# 99 Ford f450 4x4 6spd Manual Powerstroke Diesel Texas truck No rust



## moremph (Dec 19, 2007)

Bought a Super clean Texas truck from a friend down there a few weeks ago. Was going to Install This Snoway Plow I have for a 99-04 Superduty and use it for a plow truck. But Have since decided that we would be better off to build a second tractor for next season so we can load salt spreaders. Will Sell The Truck with the Plow Mounted and New Ball Premium Moog Ball Joints Installed (they have some play) for $15,500. Will sell the truck cash and carry plow sitting on the bed and do nothing to the front end for 14,500. Will Sell the truck as she sits with no plow for 13,500. Truck Is spotless No rust has at all. Frame is clean bottom of doors are clean and drives nice and smooth. It is a Manual Window Manual door locks no frills work truck. Plow worked great had it on an 04 truck for the 16/17 snow season that the buyer did not want when i sold the truck. Previous to that it was on a guys personal truck that he plowed his own business lot and that was it. Does have a in dash radio with a full Double Din Screen. CM Flatbed was installed new 2 years ago. 148k miles Fuel Tank on bed is no longer with the truck. Call Travis or Will 859-991-8337 Ext 1


----------



## Mark Oomkes (Dec 10, 2000)

Beautiful truck!

Good luck with the sale.


----------



## On a Call (Jan 14, 2015)

Texas trucks rock
Nice find


----------



## Randall Ave (Oct 29, 2014)

Mark Oomkes said:


> Beautiful truck!
> 
> Good luck with the sale.


If it was only green.


----------



## Mark Oomkes (Dec 10, 2000)

Randall Ave said:


> If it was only green.


Todd will tell me it is.


----------



## Defcon 5 (Mar 20, 2014)

Mark Oomkes said:


> Todd will tell me it is.


I will????


----------



## shawn_ (Jan 19, 2014)

If only she was automatic!


----------



## Freshwater (Feb 28, 2014)

Looks new. Price is very fair too.


----------



## Mike_PS (Feb 28, 2005)

alright guys, it's a for sale thread...if not interested in buying then no need to post


----------



## 1olddogtwo (Aug 6, 2007)

What is NKY?


----------



## Randall Ave (Oct 29, 2014)

1olddogtwo said:


> What is NKY?


My guess is North Kentucky. Wasn't someone here recently looking for a flatbed?


----------



## 1olddogtwo (Aug 6, 2007)

Randall Ave said:


> My guess is North Kentucky. Wasn't someone here recently looking for a flatbed?

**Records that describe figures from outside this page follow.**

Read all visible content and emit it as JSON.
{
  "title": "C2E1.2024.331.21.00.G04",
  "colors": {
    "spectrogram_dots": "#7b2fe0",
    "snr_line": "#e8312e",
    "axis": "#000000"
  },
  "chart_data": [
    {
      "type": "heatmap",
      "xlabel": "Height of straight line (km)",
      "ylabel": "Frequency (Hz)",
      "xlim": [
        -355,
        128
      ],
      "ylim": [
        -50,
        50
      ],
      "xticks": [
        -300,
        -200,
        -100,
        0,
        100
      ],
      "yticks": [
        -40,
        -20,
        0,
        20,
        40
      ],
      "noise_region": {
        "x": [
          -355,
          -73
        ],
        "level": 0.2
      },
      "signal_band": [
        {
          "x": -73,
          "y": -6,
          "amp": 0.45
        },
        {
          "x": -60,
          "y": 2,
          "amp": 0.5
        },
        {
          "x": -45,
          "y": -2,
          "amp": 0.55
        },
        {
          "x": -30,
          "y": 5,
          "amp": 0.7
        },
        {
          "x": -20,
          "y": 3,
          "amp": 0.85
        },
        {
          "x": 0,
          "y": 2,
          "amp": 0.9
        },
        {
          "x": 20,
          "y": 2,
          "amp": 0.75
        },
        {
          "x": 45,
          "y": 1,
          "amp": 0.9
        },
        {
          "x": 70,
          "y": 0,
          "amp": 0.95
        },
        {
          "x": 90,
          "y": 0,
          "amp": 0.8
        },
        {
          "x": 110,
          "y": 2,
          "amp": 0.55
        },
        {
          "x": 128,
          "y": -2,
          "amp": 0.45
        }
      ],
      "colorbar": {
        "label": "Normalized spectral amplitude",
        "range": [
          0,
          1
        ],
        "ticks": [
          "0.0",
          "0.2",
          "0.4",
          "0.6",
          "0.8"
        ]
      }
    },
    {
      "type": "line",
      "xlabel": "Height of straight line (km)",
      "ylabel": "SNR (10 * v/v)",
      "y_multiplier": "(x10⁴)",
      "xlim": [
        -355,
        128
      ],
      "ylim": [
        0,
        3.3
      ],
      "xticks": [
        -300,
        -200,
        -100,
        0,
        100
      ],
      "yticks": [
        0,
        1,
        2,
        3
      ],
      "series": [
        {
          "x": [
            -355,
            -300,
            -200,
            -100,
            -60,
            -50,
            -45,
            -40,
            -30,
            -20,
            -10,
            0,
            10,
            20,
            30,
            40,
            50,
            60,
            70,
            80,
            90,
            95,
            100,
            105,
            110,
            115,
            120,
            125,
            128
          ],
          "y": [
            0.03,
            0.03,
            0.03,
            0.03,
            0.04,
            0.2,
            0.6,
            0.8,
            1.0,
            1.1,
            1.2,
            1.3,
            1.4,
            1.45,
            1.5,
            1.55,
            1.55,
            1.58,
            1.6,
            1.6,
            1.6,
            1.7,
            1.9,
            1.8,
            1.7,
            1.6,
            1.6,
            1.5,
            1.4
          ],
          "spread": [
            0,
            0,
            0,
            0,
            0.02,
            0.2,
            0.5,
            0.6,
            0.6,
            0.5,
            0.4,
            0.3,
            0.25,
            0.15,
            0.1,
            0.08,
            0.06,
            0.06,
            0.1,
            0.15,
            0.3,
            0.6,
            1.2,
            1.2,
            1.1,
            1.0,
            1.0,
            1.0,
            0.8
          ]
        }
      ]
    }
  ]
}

I was.....just in sommerset Ky picking up a new 45ft 37.5K gooseneck trailer....last wed/Thursday.


----------



## Freshwater (Feb 28, 2014)

Randall Ave said:


> My guess is North Kentucky. Wasn't someone here recently looking for a flatbed?


I was looking for a 6.5 footer for a pickup. We were looking at ways to split Phil's up.


----------



## FredG (Oct 15, 2012)

Randall Ave said:


> If it was only green.


Ya green and a Mopar, End of sale.


----------



## Mark Oomkes (Dec 10, 2000)

FredG said:


> Ya green and a Mopar, End of sale.


Orange is the new green.

Free bump for a beautiful truck.


----------



## 98Chevy2500 (Nov 27, 2005)

1olddogtwo said:


> I was.....just in sommerset Ky picking up a new 45ft 37.5K gooseneck trailer....last wed/Thursday.
> 
> View attachment 180274
> 
> ...


Hope the neck stays attached....gator doesn't have the best reputation around here for quality


----------